A Lesson for Dems from Delawares Beau Biden

  • On: 02/08/2010 11:48:02
  • In: Elections
  • By Chris Slavens

    The Democrats’ future in the U.S. Senate looks even gloomier following Delaware Attorney General Joseph R. “Beau” Biden’s announcement on January 25 that he would not run for the seat vacated by his father, Vice President Joseph R. “Joe” Biden, Jr. Democrats at the national level, unnerved by a recent series of Republican victories in special elections, had looked to the younger Biden as their best hope for keeping both of the First State’s Senate seats in Democratic hands. The refusal of the vice president’s son to run for Senate in the nation’s second-smallest state says a lot about the current political climate.

    Delawareans have been voting for (or against) Bidens since 1969, when 26-year-old Joe Biden ran for county council and won, only to run for U.S. Senate two years later, bypassing the usual political ladder of state offices and scoring a tremendous upset victory over Republican incumbent J. Caleb Boggs.
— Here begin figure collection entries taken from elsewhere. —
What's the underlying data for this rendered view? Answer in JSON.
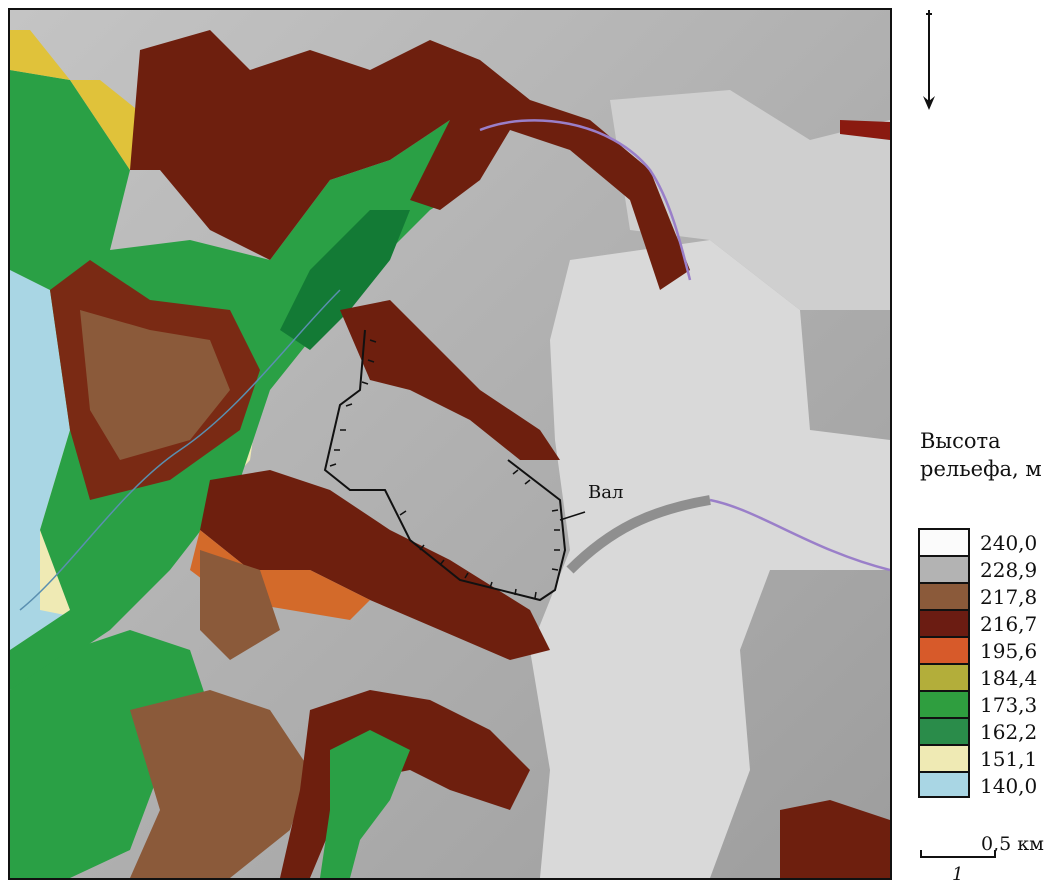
{
  "map": {
    "feature_label": "Вал",
    "colors": {
      "background_gray": "#b8b8b8",
      "light_plateau": "#d9d9d9",
      "dark_brown": "#6e1f0e",
      "brown": "#8a3a1a",
      "orange": "#d36a2a",
      "yellow": "#e0c23a",
      "green": "#2aa045",
      "dark_green": "#137a35",
      "pale": "#e9e4b8",
      "water": "#8fc8e6",
      "river_line": "#9a7fc9",
      "rampart_line": "#111111"
    }
  },
  "legend": {
    "title_line1": "Высота",
    "title_line2": "рельефа, м",
    "items": [
      {
        "label": "240,0",
        "color": "#fbfbfb"
      },
      {
        "label": "228,9",
        "color": "#b3b3b3"
      },
      {
        "label": "217,8",
        "color": "#8b5a3a"
      },
      {
        "label": "216,7",
        "color": "#6b1c12"
      },
      {
        "label": "195,6",
        "color": "#d75a2a"
      },
      {
        "label": "184,4",
        "color": "#b3ae3a"
      },
      {
        "label": "173,3",
        "color": "#2f9e3f"
      },
      {
        "label": "162,2",
        "color": "#2a8c4a"
      },
      {
        "label": "151,1",
        "color": "#efeab4"
      },
      {
        "label": "140,0",
        "color": "#a9d6e4"
      }
    ]
  },
  "scale": {
    "label": "0,5 км"
  },
  "page": {
    "number": "1"
  },
  "north_arrow": {
    "icon": "north-arrow-icon"
  }
}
In 2006, his son ran for state attorney general, successfully relying on family name recognition to defeat an opponent that was significantly better qualified. Of course, most followers of national-level politics probably have one question about the goings-on of Delaware: Who the heck cares?

    The Obama administration cares. So does the Democratic Senatorial Campaign Committee, and Democrats across the country who see their Senate majority slipping away, one seat at a time. The fact is, Biden was their only hope to defeat Delaware’s Republican candidate, current U.S. Representative Michael Castle, a former two-term governor whose moderate status has earned him nine House terms in a strongly Democratic state. Barring a miracle for Democrats, Castle will occupy a seat held by their party since 1972.
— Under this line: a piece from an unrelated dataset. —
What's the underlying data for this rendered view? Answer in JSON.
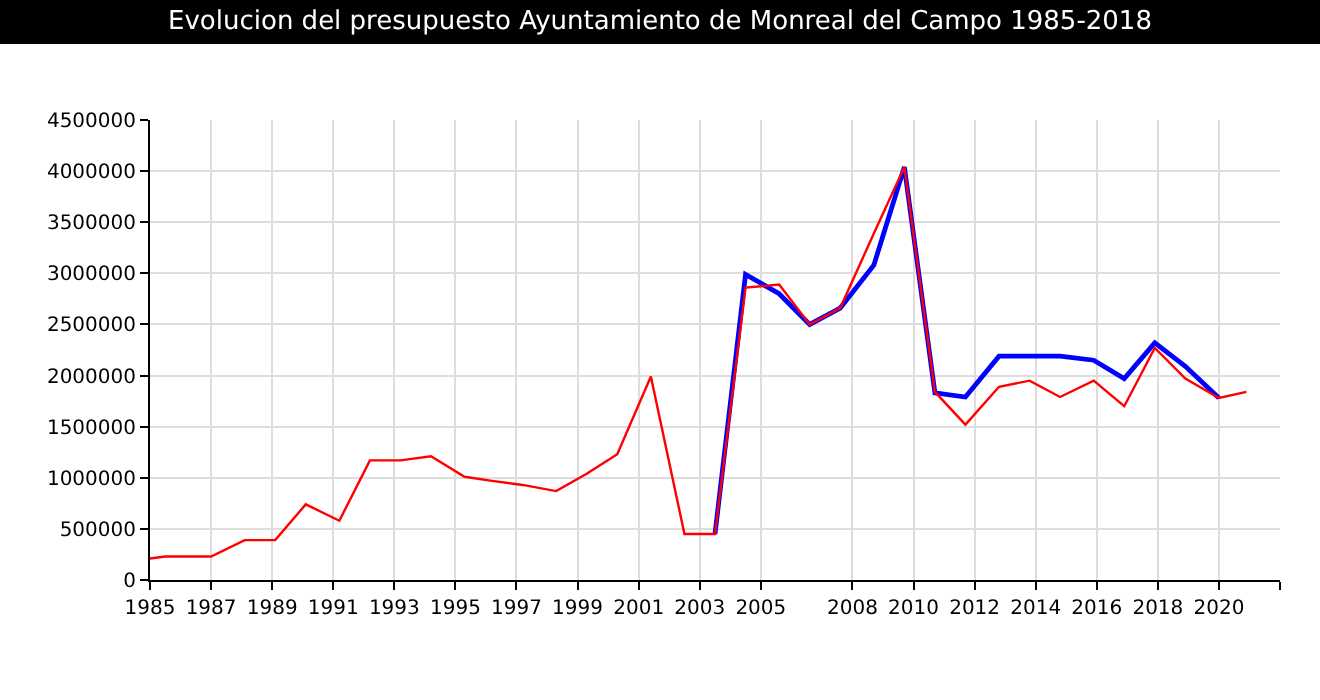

    Sound familiar? Massachusetts, anyone? If Democrats have learned anything from recent losses, it is that they do not own certain states or offices, regardless of history or tradition. Their compliance with the president’s radical agenda is fueling a popular nonpartisan tea party movement, and awakening citizens who have previously stayed out of politics. Just as the Senate seat recently won by Scott Brown has been called “the Kennedy seat,” so could Delaware’s, temporarily held by placeholder Ted Kaufman, be called “the Biden seat.”

    No longer. The younger Biden’s wise decision not to run, thereby protecting his political future, should be a warning sign for other Democrats, as well as the White House. A prominent figure in a tiny state is unwilling to run despite his party’s urging, while the current administration and Congress are losing popularity. It is not a coincidence. How will Democrats fare in more moderate, evenly-divided battleground states, with candidates that cannot lean on local popularity and power like that of the Biden family?

    Republican Scott Brown’s recent upset victory taught us a lesson, or should have. Political parties or families do not own seats, and dissatisfaction with a White House agenda can affect local races. The lesson from Delaware, in the form of “Beau” Biden’s refusal to run, is that at least one Democrat has learned from what happened in Massachusetts, and now, faced with the prospect of a loss in the November election, is unwilling to wager his political future for the sake of a floundering party. In the coming months, as campaign filing deadlines draw closer, how many other would-be candidates will discover that, like Biden, they are not gamblers?

    Chris Slavens, former contributor to the Wilmington News Journal,  is a Liberty Features Syndicated writer.